米国防総省が8日、これまで機密扱いされてきた「UFOファイル」を公式サイトで公開した。1940年代から2020年代までにわたるFBI、NASA、中央軍などのUFOに関する機密解除済みの動画、画像、文書162点で、今後も順次公開されていくという。米防衛ニュース・分析サイト「ウォー・ゾーン」は同日、ファイルを分析し「画期的な内容は見当たらない」と報じた。

 ウォー・ゾーンは「現時点でざっと確認した限りでは、この公開資料の中に画期的な内容は見当たらない。だが、それは驚くべきことではない。今後さらに時間をかけて精査すれば評価が変わる可能性はあるが、現段階ではそういう状況だ」と分析した。
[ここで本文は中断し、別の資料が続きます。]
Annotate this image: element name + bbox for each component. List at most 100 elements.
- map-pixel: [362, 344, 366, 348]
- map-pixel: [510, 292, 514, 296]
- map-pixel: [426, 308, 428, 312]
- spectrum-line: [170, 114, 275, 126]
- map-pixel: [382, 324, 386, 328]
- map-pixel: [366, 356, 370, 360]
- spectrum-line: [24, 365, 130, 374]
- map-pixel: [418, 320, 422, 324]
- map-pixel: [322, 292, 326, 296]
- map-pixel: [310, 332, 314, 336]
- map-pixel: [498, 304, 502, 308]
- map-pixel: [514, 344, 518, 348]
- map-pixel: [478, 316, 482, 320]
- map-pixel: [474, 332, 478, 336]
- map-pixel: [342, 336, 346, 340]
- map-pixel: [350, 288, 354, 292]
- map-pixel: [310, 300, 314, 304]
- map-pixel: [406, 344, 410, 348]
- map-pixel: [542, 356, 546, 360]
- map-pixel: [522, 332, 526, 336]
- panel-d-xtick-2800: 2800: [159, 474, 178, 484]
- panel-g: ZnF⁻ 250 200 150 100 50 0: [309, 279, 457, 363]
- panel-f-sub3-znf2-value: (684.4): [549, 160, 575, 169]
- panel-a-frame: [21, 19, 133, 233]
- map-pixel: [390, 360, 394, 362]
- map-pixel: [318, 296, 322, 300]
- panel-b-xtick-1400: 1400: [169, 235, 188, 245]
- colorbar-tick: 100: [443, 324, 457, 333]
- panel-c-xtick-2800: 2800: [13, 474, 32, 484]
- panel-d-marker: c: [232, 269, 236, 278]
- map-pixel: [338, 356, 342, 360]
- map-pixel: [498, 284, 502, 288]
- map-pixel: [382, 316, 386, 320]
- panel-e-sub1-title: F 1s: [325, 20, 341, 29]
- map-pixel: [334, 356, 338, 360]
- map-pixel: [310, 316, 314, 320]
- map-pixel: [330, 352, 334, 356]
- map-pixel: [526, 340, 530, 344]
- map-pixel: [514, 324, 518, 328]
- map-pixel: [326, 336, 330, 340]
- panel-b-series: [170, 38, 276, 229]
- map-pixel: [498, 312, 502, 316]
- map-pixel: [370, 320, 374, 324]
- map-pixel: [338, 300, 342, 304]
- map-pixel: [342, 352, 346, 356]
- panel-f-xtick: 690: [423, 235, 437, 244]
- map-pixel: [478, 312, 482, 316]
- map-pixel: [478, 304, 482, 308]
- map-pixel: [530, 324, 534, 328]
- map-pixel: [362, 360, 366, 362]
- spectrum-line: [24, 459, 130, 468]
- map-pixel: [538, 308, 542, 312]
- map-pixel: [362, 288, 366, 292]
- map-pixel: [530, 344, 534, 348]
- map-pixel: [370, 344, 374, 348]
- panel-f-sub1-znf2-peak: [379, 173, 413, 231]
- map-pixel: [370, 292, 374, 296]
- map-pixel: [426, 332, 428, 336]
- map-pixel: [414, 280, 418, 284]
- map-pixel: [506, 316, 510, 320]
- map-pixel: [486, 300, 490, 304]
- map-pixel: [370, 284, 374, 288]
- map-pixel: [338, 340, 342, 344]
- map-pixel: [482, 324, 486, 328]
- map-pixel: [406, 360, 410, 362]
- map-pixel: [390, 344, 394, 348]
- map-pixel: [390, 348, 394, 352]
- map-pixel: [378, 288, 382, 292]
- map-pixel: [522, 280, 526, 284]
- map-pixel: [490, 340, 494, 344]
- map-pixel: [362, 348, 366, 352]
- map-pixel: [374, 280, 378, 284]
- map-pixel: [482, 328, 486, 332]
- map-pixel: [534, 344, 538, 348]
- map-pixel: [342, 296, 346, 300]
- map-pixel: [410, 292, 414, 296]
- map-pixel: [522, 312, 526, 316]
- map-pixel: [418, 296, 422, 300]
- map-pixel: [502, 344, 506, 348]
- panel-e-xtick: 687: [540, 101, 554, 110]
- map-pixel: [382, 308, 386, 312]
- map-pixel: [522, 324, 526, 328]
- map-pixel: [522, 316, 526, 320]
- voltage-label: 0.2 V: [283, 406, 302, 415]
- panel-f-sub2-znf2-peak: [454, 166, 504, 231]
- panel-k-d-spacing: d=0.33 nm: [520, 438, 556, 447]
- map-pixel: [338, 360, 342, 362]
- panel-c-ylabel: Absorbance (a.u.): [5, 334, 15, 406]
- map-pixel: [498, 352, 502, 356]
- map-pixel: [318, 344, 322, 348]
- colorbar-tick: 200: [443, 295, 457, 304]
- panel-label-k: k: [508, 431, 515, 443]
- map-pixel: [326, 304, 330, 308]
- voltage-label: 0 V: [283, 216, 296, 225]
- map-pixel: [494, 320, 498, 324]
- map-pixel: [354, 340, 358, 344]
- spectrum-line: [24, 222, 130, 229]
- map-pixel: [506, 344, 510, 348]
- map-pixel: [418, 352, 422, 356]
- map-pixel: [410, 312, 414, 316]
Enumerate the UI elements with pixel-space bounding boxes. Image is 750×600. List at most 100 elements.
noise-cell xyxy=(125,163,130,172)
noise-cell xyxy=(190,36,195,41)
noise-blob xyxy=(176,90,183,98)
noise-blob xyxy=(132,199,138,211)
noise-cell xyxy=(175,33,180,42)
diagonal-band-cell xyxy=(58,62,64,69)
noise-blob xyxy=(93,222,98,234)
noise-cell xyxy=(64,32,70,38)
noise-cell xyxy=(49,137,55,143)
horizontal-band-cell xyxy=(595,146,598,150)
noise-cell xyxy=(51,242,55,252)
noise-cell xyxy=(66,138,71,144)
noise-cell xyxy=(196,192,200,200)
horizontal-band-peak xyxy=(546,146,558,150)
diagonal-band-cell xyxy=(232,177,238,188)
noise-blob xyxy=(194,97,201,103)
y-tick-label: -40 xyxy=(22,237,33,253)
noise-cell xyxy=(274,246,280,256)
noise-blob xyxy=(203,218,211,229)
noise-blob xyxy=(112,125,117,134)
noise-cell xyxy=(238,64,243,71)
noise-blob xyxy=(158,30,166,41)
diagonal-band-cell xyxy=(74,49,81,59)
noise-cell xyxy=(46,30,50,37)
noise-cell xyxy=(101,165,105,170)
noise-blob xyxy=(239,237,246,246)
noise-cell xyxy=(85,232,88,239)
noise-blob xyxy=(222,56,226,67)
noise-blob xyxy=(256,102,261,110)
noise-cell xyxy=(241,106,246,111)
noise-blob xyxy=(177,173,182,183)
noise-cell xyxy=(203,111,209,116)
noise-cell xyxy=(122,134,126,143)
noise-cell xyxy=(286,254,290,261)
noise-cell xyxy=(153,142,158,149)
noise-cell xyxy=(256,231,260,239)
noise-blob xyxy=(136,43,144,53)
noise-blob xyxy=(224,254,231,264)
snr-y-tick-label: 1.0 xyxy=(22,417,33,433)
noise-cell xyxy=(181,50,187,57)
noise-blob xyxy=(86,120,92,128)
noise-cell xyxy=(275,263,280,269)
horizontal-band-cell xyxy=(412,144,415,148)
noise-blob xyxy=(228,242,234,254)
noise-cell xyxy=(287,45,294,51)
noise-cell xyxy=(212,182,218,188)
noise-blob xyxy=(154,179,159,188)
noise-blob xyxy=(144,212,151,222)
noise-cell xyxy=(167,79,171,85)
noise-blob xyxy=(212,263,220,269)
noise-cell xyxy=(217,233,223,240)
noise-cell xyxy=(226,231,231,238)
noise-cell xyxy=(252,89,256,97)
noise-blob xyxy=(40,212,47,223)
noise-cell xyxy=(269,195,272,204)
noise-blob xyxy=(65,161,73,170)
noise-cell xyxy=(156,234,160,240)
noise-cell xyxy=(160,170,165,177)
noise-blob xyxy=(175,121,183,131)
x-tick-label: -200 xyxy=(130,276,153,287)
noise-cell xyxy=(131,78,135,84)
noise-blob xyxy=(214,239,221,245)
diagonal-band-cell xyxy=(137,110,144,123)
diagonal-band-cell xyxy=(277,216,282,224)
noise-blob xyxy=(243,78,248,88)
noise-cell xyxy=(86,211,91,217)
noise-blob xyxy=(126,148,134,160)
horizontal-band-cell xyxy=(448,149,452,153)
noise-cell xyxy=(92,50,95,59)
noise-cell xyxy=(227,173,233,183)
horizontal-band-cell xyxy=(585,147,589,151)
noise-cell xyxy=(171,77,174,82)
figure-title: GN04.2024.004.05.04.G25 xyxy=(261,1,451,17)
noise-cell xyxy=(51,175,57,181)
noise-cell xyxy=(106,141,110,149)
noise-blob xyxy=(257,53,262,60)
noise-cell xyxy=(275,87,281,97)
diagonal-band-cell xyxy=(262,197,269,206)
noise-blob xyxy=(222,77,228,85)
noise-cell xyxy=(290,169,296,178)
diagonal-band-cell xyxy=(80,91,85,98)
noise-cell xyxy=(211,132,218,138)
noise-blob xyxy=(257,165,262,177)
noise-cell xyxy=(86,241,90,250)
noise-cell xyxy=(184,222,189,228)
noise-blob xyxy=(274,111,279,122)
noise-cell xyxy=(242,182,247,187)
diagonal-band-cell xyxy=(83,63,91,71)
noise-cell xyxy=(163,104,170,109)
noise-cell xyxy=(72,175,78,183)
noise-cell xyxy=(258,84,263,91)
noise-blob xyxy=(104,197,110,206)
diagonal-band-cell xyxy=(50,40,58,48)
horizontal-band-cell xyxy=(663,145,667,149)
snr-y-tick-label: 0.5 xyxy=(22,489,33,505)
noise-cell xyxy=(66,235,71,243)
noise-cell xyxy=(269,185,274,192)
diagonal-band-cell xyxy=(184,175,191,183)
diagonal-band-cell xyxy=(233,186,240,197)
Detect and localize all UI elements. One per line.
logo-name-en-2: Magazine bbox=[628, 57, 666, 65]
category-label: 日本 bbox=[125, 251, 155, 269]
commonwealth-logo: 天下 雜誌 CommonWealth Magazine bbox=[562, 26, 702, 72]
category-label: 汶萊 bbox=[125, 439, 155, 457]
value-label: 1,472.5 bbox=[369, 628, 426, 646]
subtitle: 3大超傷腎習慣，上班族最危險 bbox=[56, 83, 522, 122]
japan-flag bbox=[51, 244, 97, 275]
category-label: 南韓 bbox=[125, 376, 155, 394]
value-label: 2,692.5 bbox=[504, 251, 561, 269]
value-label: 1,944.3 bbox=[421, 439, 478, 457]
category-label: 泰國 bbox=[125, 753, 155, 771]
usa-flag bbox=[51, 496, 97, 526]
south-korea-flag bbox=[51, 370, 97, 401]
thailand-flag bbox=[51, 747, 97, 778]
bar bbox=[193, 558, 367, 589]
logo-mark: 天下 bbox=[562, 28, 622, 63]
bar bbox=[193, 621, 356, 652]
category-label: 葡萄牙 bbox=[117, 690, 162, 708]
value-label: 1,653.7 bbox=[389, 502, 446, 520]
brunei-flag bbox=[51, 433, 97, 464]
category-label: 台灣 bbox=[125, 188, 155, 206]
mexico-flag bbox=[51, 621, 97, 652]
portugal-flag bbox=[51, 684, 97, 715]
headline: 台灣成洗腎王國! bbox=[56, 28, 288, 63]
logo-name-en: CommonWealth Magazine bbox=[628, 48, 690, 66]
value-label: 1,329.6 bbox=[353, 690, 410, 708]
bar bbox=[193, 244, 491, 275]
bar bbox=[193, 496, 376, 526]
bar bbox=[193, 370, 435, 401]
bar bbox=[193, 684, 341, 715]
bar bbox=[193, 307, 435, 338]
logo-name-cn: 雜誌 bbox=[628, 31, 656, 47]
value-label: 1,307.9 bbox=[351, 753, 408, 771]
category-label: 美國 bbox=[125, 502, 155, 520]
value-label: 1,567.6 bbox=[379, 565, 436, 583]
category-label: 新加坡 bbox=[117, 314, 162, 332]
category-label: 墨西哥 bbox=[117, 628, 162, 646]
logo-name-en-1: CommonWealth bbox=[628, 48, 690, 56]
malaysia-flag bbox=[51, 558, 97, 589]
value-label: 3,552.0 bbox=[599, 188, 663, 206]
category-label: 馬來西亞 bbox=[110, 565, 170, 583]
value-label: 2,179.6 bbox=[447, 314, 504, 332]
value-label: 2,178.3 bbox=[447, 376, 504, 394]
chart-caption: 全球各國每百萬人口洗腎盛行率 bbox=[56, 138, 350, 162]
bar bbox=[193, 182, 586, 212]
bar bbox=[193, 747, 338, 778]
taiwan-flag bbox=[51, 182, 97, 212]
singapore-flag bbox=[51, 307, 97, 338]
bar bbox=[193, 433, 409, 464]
 米当局によれば、今回の公開は、この問題に関する「完全な透明性」を推進する新たな取り組みの第1弾に過ぎないという。政府によるUFO〝隠ぺい〟問題は長年にわたり、論争や批判の的となってきた。

 近年では、UAP目撃事例に関する国家安全保障上の懸念も高まっている。その多くは、後にドローンや気球だったと判明している。ウォー・ゾーンは「敵対国による情報収集活動などの行動が、UAP問題と混同されているという現実的かつ深刻な可能性について、以前から警鐘を鳴らしてきた」と伝えた。

 なお、今回公開されたファイルの一部は、過去にも公開されたことがあるとされている。